後悔記

今のところ、宛てのないブログです。

虫よ虫よ

 今日は部屋のライトのシェードを掃除することになった。昨夜、なんか頭上でパタパタと音がするな、と思って見あげたら、虫がいた。虫がライトに突進して、シェードに体当たりして音を立てていた。「あー、外に追い払わないと」と思いながら、作業が一区切り付くまでとパソコンに向かっていたのだが、気がつくと灯りに闇雲に突っ込んでいく哀しい虫は、シェードの内側に入り込んで出られなくなっていた。

 これには困った。わたしにとっても虫にとっても、同時に喜ばしくない事態だった。

 そもそも、このシェードは何故こんな食虫植物みたいな構造をしているのだろうか。虫が入れる隙間はあるのに、一度入ると出られない。虫はシェードの内側でもがくように羽ばたきつづけ、ライトの熱に照射され死ぬ。そして見上げると、薄いシェードの膜越しに力なく横たわった黒点が映るのだ。

 放っておいても、嫌な気分にしかならない。

 そういえば、灯の交換をしたのはいつだったろうか。たしか年の暮れ、夕方に急に切れてしまって、慌てて買いに行った記憶がある。メモを見ると、どうやら三年前のようだ。ちょうど交換時期かもしれない。
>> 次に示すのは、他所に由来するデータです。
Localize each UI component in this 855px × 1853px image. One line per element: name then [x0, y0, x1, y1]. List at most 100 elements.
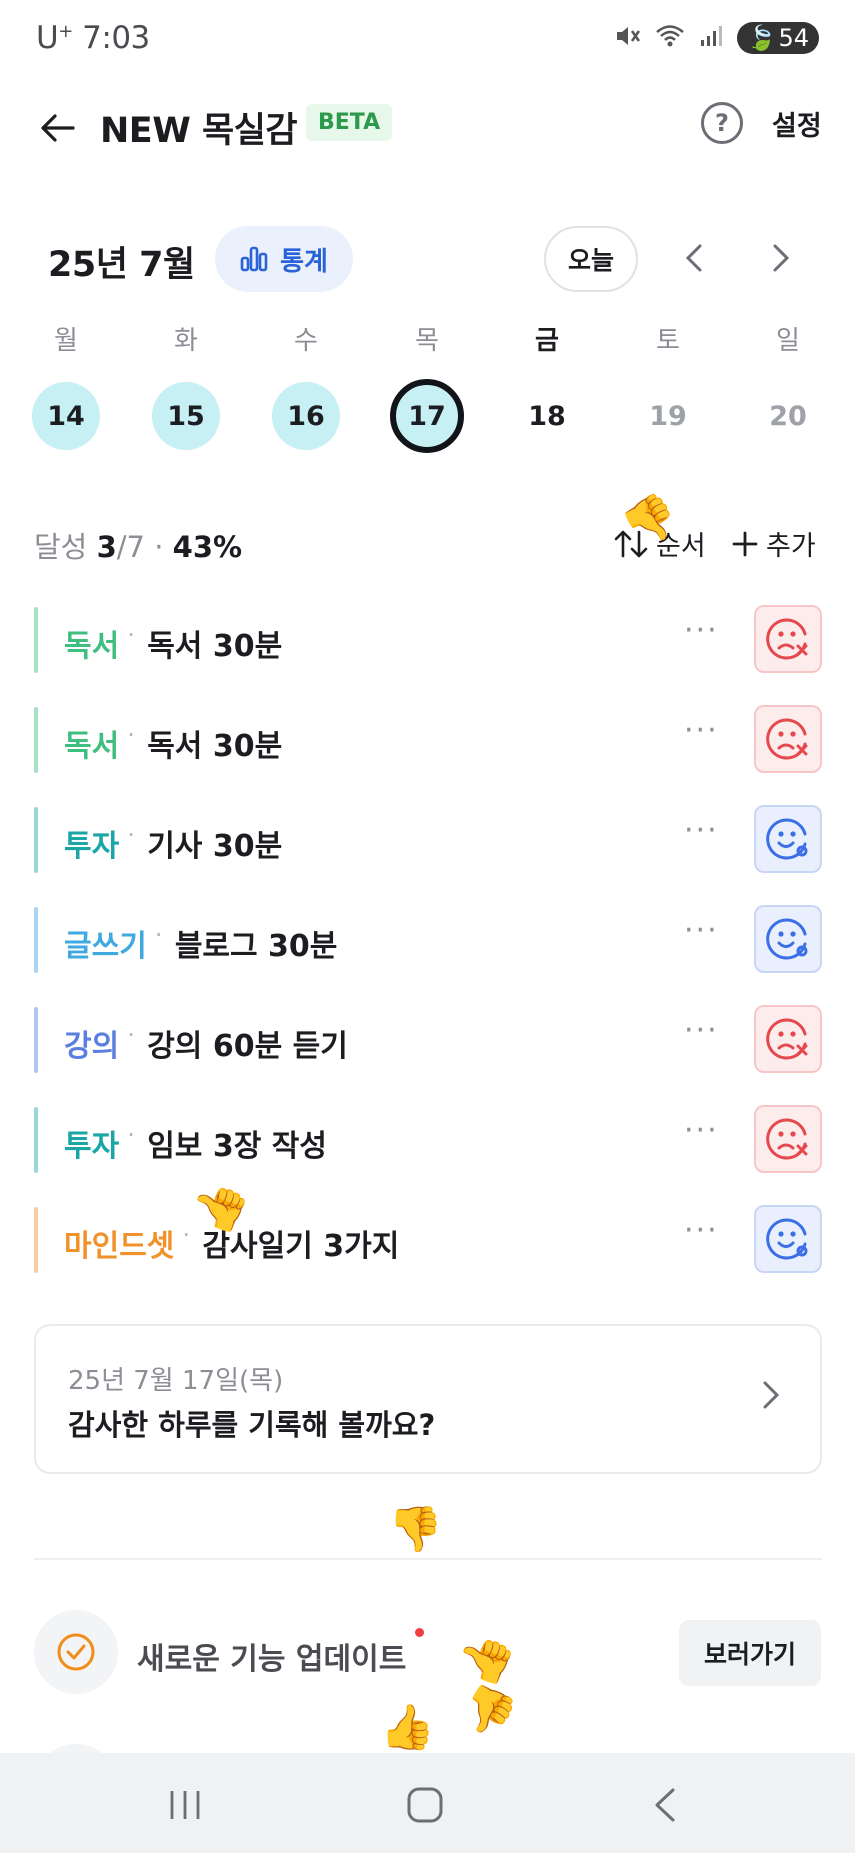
separator-dot: · — [127, 1121, 135, 1149]
habit-row[interactable]: 마인드셋 · 감사일기 3가지 ··· — [34, 1205, 824, 1275]
view-feature-button[interactable]: 보러가기 — [679, 1620, 821, 1686]
separator-dot: · — [127, 721, 135, 749]
arrow-left-icon — [41, 114, 75, 142]
new-badge-dot — [415, 1628, 424, 1637]
day-thu-selected[interactable]: 목 17 — [387, 320, 467, 453]
day-name: 토 — [656, 326, 680, 356]
habit-row[interactable]: 글쓰기 · 블로그 30분 ··· — [34, 905, 824, 975]
category-color-bar — [34, 1007, 38, 1073]
status-icons: 🍃 54 — [613, 22, 819, 54]
home-button[interactable] — [400, 1783, 450, 1827]
day-wed[interactable]: 수 16 — [266, 320, 346, 450]
category-color-bar — [34, 1107, 38, 1173]
achievement-percent: 43% — [172, 530, 243, 564]
day-sun[interactable]: 일 20 — [748, 320, 828, 450]
check-circle-icon — [34, 1610, 118, 1694]
prev-week-button[interactable] — [672, 236, 716, 280]
more-options-button[interactable]: ··· — [684, 613, 719, 648]
gratitude-card[interactable]: 25년 7월 17일(목) 감사한 하루를 기록해 볼까요? — [34, 1324, 822, 1474]
habit-category: 투자 — [64, 829, 120, 864]
habit-name: 임보 3장 작성 — [147, 1129, 327, 1164]
day-sat[interactable]: 토 19 — [628, 320, 708, 450]
category-color-bar — [34, 1207, 38, 1273]
stats-label: 통계 — [280, 246, 328, 277]
carrier-label: U+ 7:03 — [36, 20, 150, 56]
back-button[interactable] — [30, 100, 86, 156]
stats-button[interactable]: 통계 — [215, 226, 353, 292]
day-number: 19 — [649, 400, 687, 432]
day-name: 목 — [415, 326, 439, 356]
status-bar: U+ 7:03 🍃 54 — [0, 0, 855, 80]
habit-row[interactable]: 독서 · 독서 30분 ··· — [34, 705, 824, 775]
clock: 7:03 — [82, 20, 150, 56]
day-number: 18 — [528, 400, 566, 432]
chevron-right-icon — [773, 244, 790, 272]
day-fri[interactable]: 금 18 — [507, 320, 587, 450]
settings-button[interactable]: 설정 — [772, 104, 822, 143]
day-number: 14 — [32, 382, 100, 450]
sad-face-icon[interactable] — [754, 1105, 822, 1173]
section-divider — [34, 1558, 822, 1560]
habit-row[interactable]: 투자 · 임보 3장 작성 ··· — [34, 1105, 824, 1175]
separator-dot: · — [127, 1021, 135, 1049]
habit-category: 투자 — [64, 1129, 120, 1164]
achievement-summary: 달성 3/7 · 43% — [34, 530, 243, 564]
leaf-icon: 🍃 — [746, 24, 777, 52]
sad-face-icon[interactable] — [754, 605, 822, 673]
signal-icon — [699, 24, 723, 52]
chevron-left-icon — [685, 244, 702, 272]
happy-face-icon[interactable] — [754, 805, 822, 873]
habit-category: 강의 — [64, 1029, 120, 1064]
habit-name: 블로그 30분 — [174, 929, 338, 964]
help-button[interactable]: ? — [701, 102, 743, 144]
more-options-button[interactable]: ··· — [684, 1113, 719, 1148]
more-options-button[interactable]: ··· — [684, 713, 719, 748]
system-back-button[interactable] — [640, 1783, 690, 1827]
more-options-button[interactable]: ··· — [684, 813, 719, 848]
habit-name: 강의 60분 듣기 — [147, 1029, 348, 1064]
day-mon[interactable]: 월 14 — [26, 320, 106, 450]
more-options-button[interactable]: ··· — [684, 1213, 719, 1248]
habit-category: 마인드셋 — [64, 1229, 175, 1264]
more-options-button[interactable]: ··· — [684, 913, 719, 948]
recent-apps-icon — [170, 1791, 200, 1819]
day-number: 15 — [152, 382, 220, 450]
separator-dot: · — [127, 621, 135, 649]
day-name: 금 — [535, 326, 559, 356]
feature-update-row[interactable]: 새로운 기능 업데이트 보러가기 — [0, 1610, 855, 1694]
add-habit-button[interactable]: 추가 — [732, 524, 816, 563]
back-nav-icon — [655, 1788, 675, 1822]
happy-face-icon[interactable] — [754, 905, 822, 973]
more-options-button[interactable]: ··· — [684, 1013, 719, 1048]
next-week-button[interactable] — [759, 236, 803, 280]
home-icon — [407, 1787, 443, 1823]
recent-apps-button[interactable] — [160, 1783, 210, 1827]
day-number: 16 — [272, 382, 340, 450]
category-color-bar — [34, 607, 38, 673]
habit-name: 기사 30분 — [147, 829, 283, 864]
sad-face-icon[interactable] — [754, 1005, 822, 1073]
day-tue[interactable]: 화 15 — [146, 320, 226, 450]
habit-category: 글쓰기 — [64, 929, 147, 964]
today-button[interactable]: 오늘 — [544, 226, 638, 292]
beta-badge: BETA — [306, 104, 393, 141]
thumbs-down-emoji-icon: 👎 — [388, 1504, 443, 1555]
system-nav-bar — [0, 1753, 855, 1853]
habit-category: 독서 — [64, 629, 120, 664]
page-title: NEW 목실감 — [100, 111, 298, 151]
gratitude-prompt: 감사한 하루를 기록해 볼까요? — [68, 1408, 436, 1442]
question-icon: ? — [715, 109, 729, 137]
bar-chart-icon — [240, 246, 268, 272]
habit-row[interactable]: 독서 · 독서 30분 ··· — [34, 605, 824, 675]
sad-face-icon[interactable] — [754, 705, 822, 773]
habit-category: 독서 — [64, 729, 120, 764]
month-title: 25년 7월 — [48, 245, 195, 285]
day-number: 17 — [390, 379, 464, 453]
add-label: 추가 — [766, 531, 816, 562]
separator-dot: · — [154, 921, 163, 949]
day-number: 20 — [769, 400, 807, 432]
happy-face-icon[interactable] — [754, 1205, 822, 1273]
habit-row[interactable]: 투자 · 기사 30분 ··· — [34, 805, 824, 875]
habit-row[interactable]: 강의 · 강의 60분 듣기 ··· — [34, 1005, 824, 1075]
day-name: 화 — [174, 326, 198, 356]
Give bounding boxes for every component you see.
 忘れもしないが、わたしはライトを交換し、シェードを再び取り付けようとして脚立からバランスを崩し倒れかけ、シェードを破損してしまうという失敗を犯している。あれはきつかった。シェードは確か、送料含めて7000円くらいした。以来、わたしはシェードの取り外しと装着は慎重に行うように気をつけている。

 シェードは直径60センチの円形だ。外すのはさほど手間ではないが、問題は取り付けるときだ。「ここを合わせる」という印が付いてはいるのだが、シェードを抱え、天井を見上げて構え、被せると印は完全に隠れて見えなくなる。装着時には目視できない位置にあるのだ。この理不尽にわたしはとても腹を立てた。「見えない目印をどうやって合わせろっつーんだよ!」と苦労したせいで、わたしは脚立からバランスを崩したのだ。

 シェードは「だいたいこの位置かな?」というところに適当にあてがって、勘を頼りに回転させるしかなかった。まあ結果から言うと、それで無事装着はできた。しかし、これは高齢者などには無理な作業ではないか? とわたしは考えた。家の中には、生活に必要なのにメンテナンスのしやすさというものを考慮していないものが多すぎる。そりゃ地元密着型の家電店が、高齢者向けサービスをやるわけだ。企業はもっと考えてものを作ってほしい。でないとわたしのような心の弱い人間が泣く。

 話が逸れた。そのあまり楽しくない作業を、虫一匹の亡骸を取り除くために行わなければいけないということに、わたしは少し落ち込んだ。だがやらないわけにはいかない。

 虫よ虫よ、憐れな虫よ。おまえは何のために生まれてきたのか。こんなシェードの中で閉じこめられて死ぬためではなかろうに。だがわたしだって、こんな人生を送るために生まれてきたわけではないのだから、恨むでない。

 そしてわたしは埃と虫の死骸を拭い、何事もなかったかのように白く静謐になったシェードを見上げるのだった。めでたしめでたし。

 

 

 ……えー、ところで昨日書いた電波時計ですが、気がついたらライトボタンも温度計も反応しなくなっていたので、本当に純然たる「ただの時計」になっていた。笑うしかない。もうこうなったら「これを定価で買ってしまった人の気持ちを考えよう」と、相対的に自分を慰めることにした。